During the meeting other board members objected to further discussion of United for Success without having representatives from the school present.  “We’ve been battered the last few months about community process,” said board member Jumoke Hodge (District 3), referring to the district’s controversial decision to close five schools in an effort to save $2 million. “I don’t want to be on record that were having a conversation about merging United for Success. You don’t have this conversation without them here for this dialogue.”

Ultimately, the board voted unanimously to approve the Life Academy expansion. “I will support it,” said board member Gary Yee (District 4). “I wish Life Academy and all the middle schools well.”

“I’m really excited about this, when looking at the social justice issues involved, communities of color in Oakland, their academic and social life,” said Hodge.

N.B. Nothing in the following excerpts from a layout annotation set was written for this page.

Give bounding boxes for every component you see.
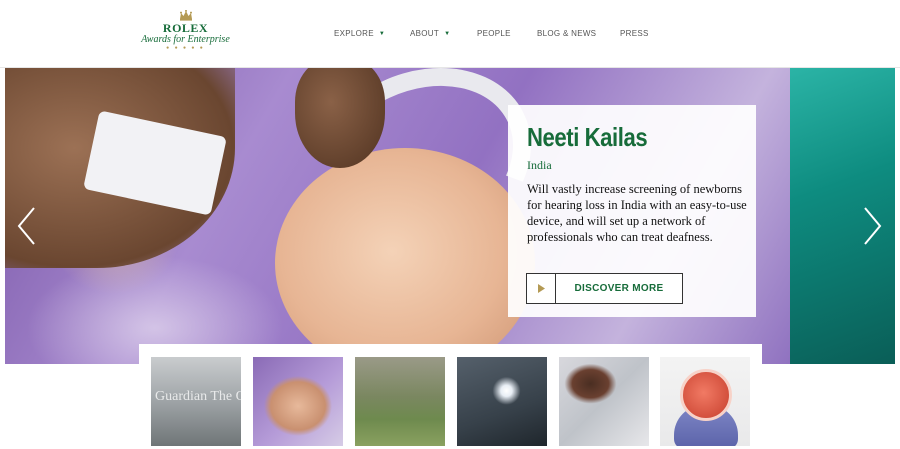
nav-item-label: ABOUT	[410, 29, 440, 38]
chevron-left-icon	[17, 207, 35, 245]
nav-item-blog-news[interactable]: BLOG & NEWS	[537, 29, 596, 38]
nav-item-press[interactable]: PRESS	[620, 29, 649, 38]
nav-item-about[interactable]: ABOUT ▼	[410, 29, 450, 38]
brand-tagline: Awards for Enterprise	[141, 34, 230, 45]
nav-item-label: PRESS	[620, 29, 649, 38]
crown-icon	[179, 10, 192, 21]
laureate-country: India	[527, 158, 552, 172]
hero-slider	[5, 68, 895, 364]
thumbnail-1-text: Guardian The Observer	[155, 389, 241, 404]
laureate-description: Will vastly increase screening of newbor…	[527, 182, 747, 244]
discover-more-button[interactable]: DISCOVER MORE	[526, 273, 683, 304]
next-slide-button[interactable]	[863, 206, 883, 246]
nav-item-people[interactable]: PEOPLE	[477, 29, 511, 38]
thumbnail-6[interactable]	[660, 357, 750, 446]
thumbnail-2-active[interactable]	[253, 357, 343, 446]
rolex-logo[interactable]: ROLEX Awards for Enterprise ● ● ● ● ●	[138, 10, 233, 58]
nav-item-explore[interactable]: EXPLORE ▼	[334, 29, 385, 38]
site-header: ROLEX Awards for Enterprise ● ● ● ● ● EX…	[0, 0, 900, 68]
thumbnail-strip: Guardian The Observer	[139, 344, 762, 449]
nav-item-label: BLOG & NEWS	[537, 29, 597, 38]
caret-down-icon: ▼	[378, 31, 386, 37]
play-button-box	[527, 274, 556, 303]
prev-slide-button[interactable]	[16, 206, 36, 246]
nav-item-label: EXPLORE	[334, 29, 374, 38]
thumbnail-5[interactable]	[559, 357, 649, 446]
caret-down-icon: ▼	[444, 31, 451, 37]
thumbnail-4[interactable]	[457, 357, 547, 446]
thumbnail-6-dish	[680, 369, 732, 421]
thumbnail-3[interactable]	[355, 357, 445, 446]
laureate-info-panel: Neeti Kailas India Will vastly increase …	[508, 105, 756, 317]
discover-more-label: DISCOVER MORE	[574, 283, 664, 294]
play-icon	[538, 284, 545, 293]
nav-item-label: PEOPLE	[477, 29, 511, 38]
brand-name: ROLEX	[162, 21, 209, 35]
thumbnail-1[interactable]: Guardian The Observer	[151, 357, 241, 446]
logo-ornament: ● ● ● ● ●	[166, 45, 205, 51]
chevron-right-icon	[864, 207, 882, 245]
laureate-name: Neeti Kailas	[527, 122, 648, 152]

According the OUSD’s associate superintendent, Brigitte Marshall, and findings from their “operational expectation” report, the district has a hard time retaining special education teachers.

Also at the meeting, Brigitte Marshall, the OUSD’s newly hired associate superintendent, presented a 2011-12 compliance review of the district’s “operational expectations” in retaining teachers and school staff.

According to the report, this year the OUSD hired 212 new teachers; most of them were not hired through a recruitment program. According to the report, 47 percent of new hires leave after 2 years and 75 percent have left the classroom after 5 years. “[Employee] retention data is very poor right now,” Marshall said. “We have achieved full staffing on the first day of school, but the philosophy that drove recruitment focused on getting that, as opposed to keeping teachers long-term.”

In particular, she said, special education was not fully staffed. “We have an inability to recruit and retain staff in those areas,” Marshall said. Marshall suggested the board work with teachers “to make this a place they want to continue working.”

David Supan, the state’s audit manager, gave a presentation on the state’s most recent audit of the district’s finances, and said that the last time audit data had been compiled for the district was for the 2007-08 school year. “I recognize that it’s old,” Supan said, reading through the report, which included data on charter schools that have since been closed.

Meeting attendee Joel Velasquez, a father with one son attending Lakeview Elementary, near Lake Merritt, turned to people near his seat, “Are you all hearing this?” he said.

People in the audience shook their heads. “Were going down the tube again,” replied a woman who identified herself as Ms. Cox.

The district pays $400,000 a year for its audit services. “What does this say about our finances?” asked board member Noel Gallo (District 5). “Under the California state ed code every district should have an annual audit and we are still dealing with ‘07-‘08. Why is there that big gap?”

According to Supan, the audit report is 430 pages long and takes 12 to 16 months to complete, so there have been delays between the end of one audit and the start of another. Supan said that going forward he would skip the intervening years since 2007-08 and begin a new audit for 2010-11. He expects that to be done by the end of July, 2012.

In other board business, members agreed to pay $32,550 a year to Sysco—one of the largest institutional food service providers in the country—to keep Styrofoam out of Oakland lunchrooms. The district will pay to replace Styrofoam trays with more expensive compostable ones.

According to district’s director of nutrition services, Jennifer LeBarre, a pilot program—already in place at schools that separate waste and use compostable trays—could be expanded to other schools. Although getting rid of Styrofoam costs money, “We are measuring school savings in reduction of waste,” she said.

“People may slam us for spending more money,” said Hodge, supporting the plan to cut Styrofoam use. “But some young people may be proud of us.”